You can use the Discovery board as a programmer and flash a target board as done above.  Just remove the two DISCOVERY jumpers at CN4 and connect the six wire SWD interface appropriately to the target board.  See the full Discovery docs for more details (section 4.2.2).

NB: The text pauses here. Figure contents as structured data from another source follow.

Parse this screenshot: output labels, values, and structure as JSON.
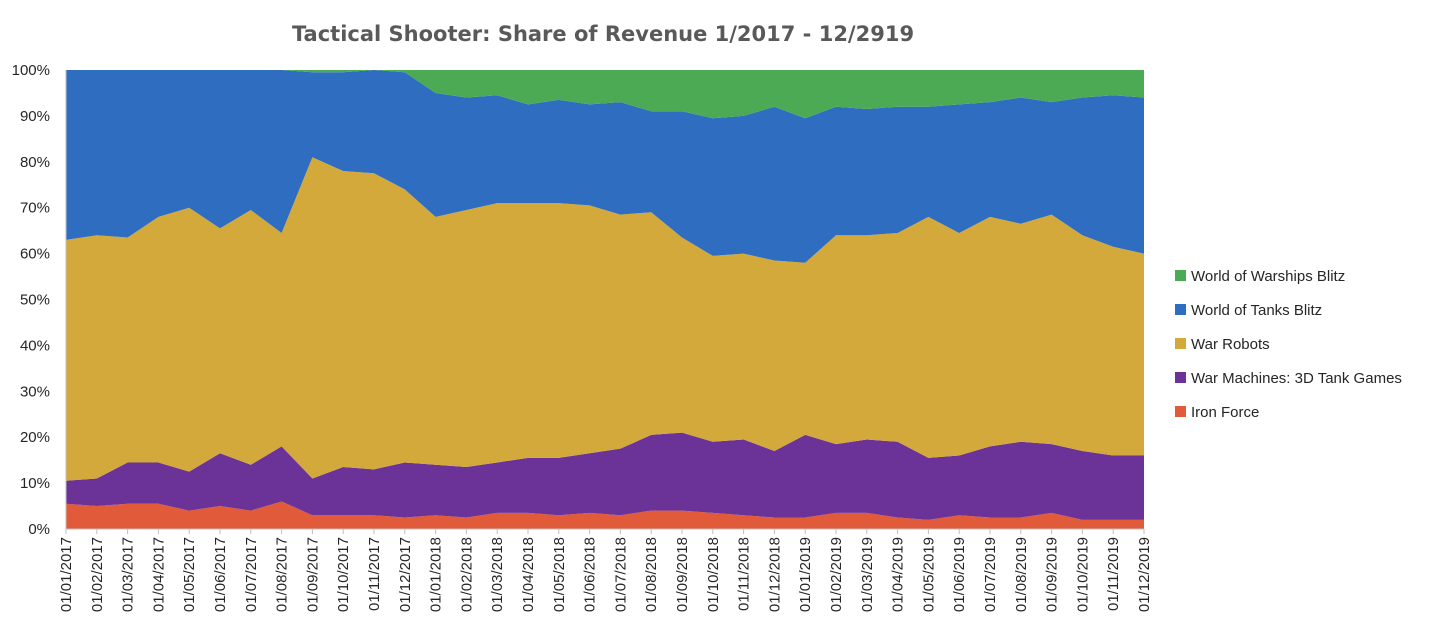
{
  "chart_data": {
    "type": "area",
    "stacked": "100%",
    "title": "Tactical Shooter: Share of Revenue 1/2017 - 12/2919",
    "xlabel": "",
    "ylabel": "",
    "ylim": [
      0,
      100
    ],
    "y_tick_labels": [
      "0%",
      "10%",
      "20%",
      "30%",
      "40%",
      "50%",
      "60%",
      "70%",
      "80%",
      "90%",
      "100%"
    ],
    "grid": false,
    "legend_position": "right",
    "categories": [
      "01/01/2017",
      "01/02/2017",
      "01/03/2017",
      "01/04/2017",
      "01/05/2017",
      "01/06/2017",
      "01/07/2017",
      "01/08/2017",
      "01/09/2017",
      "01/10/2017",
      "01/11/2017",
      "01/12/2017",
      "01/01/2018",
      "01/02/2018",
      "01/03/2018",
      "01/04/2018",
      "01/05/2018",
      "01/06/2018",
      "01/07/2018",
      "01/08/2018",
      "01/09/2018",
      "01/10/2018",
      "01/11/2018",
      "01/12/2018",
      "01/01/2019",
      "01/02/2019",
      "01/03/2019",
      "01/04/2019",
      "01/05/2019",
      "01/06/2019",
      "01/07/2019",
      "01/08/2019",
      "01/09/2019",
      "01/10/2019",
      "01/11/2019",
      "01/12/2019"
    ],
    "series": [
      {
        "name": "Iron Force",
        "color": "#E15B3A",
        "values": [
          5.5,
          5,
          5.5,
          5.5,
          4,
          5,
          4,
          6,
          3,
          3,
          3,
          2.5,
          3,
          2.5,
          3.5,
          3.5,
          3,
          3.5,
          3,
          4,
          4,
          3.5,
          3,
          2.5,
          2.5,
          3.5,
          3.5,
          2.5,
          2,
          3,
          2.5,
          2.5,
          3.5,
          2,
          2,
          2
        ]
      },
      {
        "name": "War Machines: 3D Tank Games",
        "color": "#6B3398",
        "values": [
          5,
          6,
          9,
          9,
          8.5,
          11.5,
          10,
          12,
          8,
          10.5,
          10,
          12,
          11,
          11,
          11,
          12,
          12.5,
          13,
          14.5,
          16.5,
          17,
          15.5,
          16.5,
          14.5,
          18,
          15,
          16,
          16.5,
          13.5,
          13,
          15.5,
          16.5,
          15,
          15,
          14,
          14
        ]
      },
      {
        "name": "War Robots",
        "color": "#D4A93B",
        "values": [
          52.5,
          53,
          49,
          53.5,
          57.5,
          49,
          55.5,
          46.5,
          70,
          64.5,
          64.5,
          59.5,
          54,
          56,
          56.5,
          55.5,
          55.5,
          54,
          51,
          48.5,
          42.5,
          40.5,
          40.5,
          41.5,
          37.5,
          45.5,
          44.5,
          45.5,
          52.5,
          48.5,
          50,
          47.5,
          50,
          47,
          45.5,
          44
        ]
      },
      {
        "name": "World of Tanks Blitz",
        "color": "#2E6DBF",
        "values": [
          37,
          36,
          36.5,
          32,
          30,
          34.5,
          30.5,
          35.5,
          18.5,
          21.5,
          22.5,
          25.5,
          27,
          24.5,
          23.5,
          21.5,
          22.5,
          22,
          24.5,
          22,
          27.5,
          30,
          30,
          33.5,
          31.5,
          28,
          27.5,
          27.5,
          24,
          28,
          25,
          27.5,
          24.5,
          30,
          33,
          34
        ]
      },
      {
        "name": "World of Warships Blitz",
        "color": "#4CAA55",
        "values": [
          0,
          0,
          0,
          0,
          0,
          0,
          0,
          0,
          0.5,
          0.5,
          0,
          0.5,
          5,
          6,
          5.5,
          7.5,
          6.5,
          7.5,
          7,
          9,
          9,
          10.5,
          10,
          8,
          10.5,
          8,
          8.5,
          8,
          8,
          7.5,
          7,
          6,
          7,
          6,
          5.5,
          6
        ]
      }
    ]
  }
}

Another option is to flash the board without a programmer, using a simple USART interface.  See the “Microcontroller system memory boot mode” application note.  Apparently, these chips have a native bootloader that will take serial input on the correct pins directly into flash memory when they are powered on after the correct reset pin sequence (see e.g. the LeafLabs Maple bootloader replacement instructions).  Utilities like stm32flash are designed to work in this mode, e.g. using an FTDI cable to your computer.  The downside is that you lose the nice debugging support that you get with STLINK.

Open tasks

  • Making a minimal example that doesn’t depend on the firmware example package (and uses as little of their library as possible), with the specific MCU version factored out so it can be changed easily.
  • Designing, fabricating, and flashing a standalone 32-bit board (LeafLabs Mini as a starting point, looking at Discovery schematics as necessary).  See ST’s hardware application note for an overview.  Or the full 1705 page reference manual
  • Explore LeafLabs Maple IDE integration with Discovery boards (to make programming easier with this Arduino interface clone).  Ideally, there would be a simple boards.txt modification to be able to work with Discovery boards as targets.  We could use the IDE for programming and building, and one of the STLINK utilities for flashing (unless we put the Maple bootloader on the Discovery, or hacked up the IDE).  See here and here for a discussion.
  • Doing anything real with the powerful capabilities of the M4 chips…
Updates:
  • This STM32 ebook seems really good.  His examples may be promising for minimal examples to use in the class.
  • The class inventory part is STM32F103C8T6, an F1 (Cortex M3).  The discovery boards are F1, F3, or F4.  F3 and F4 are Cortex M4 parts.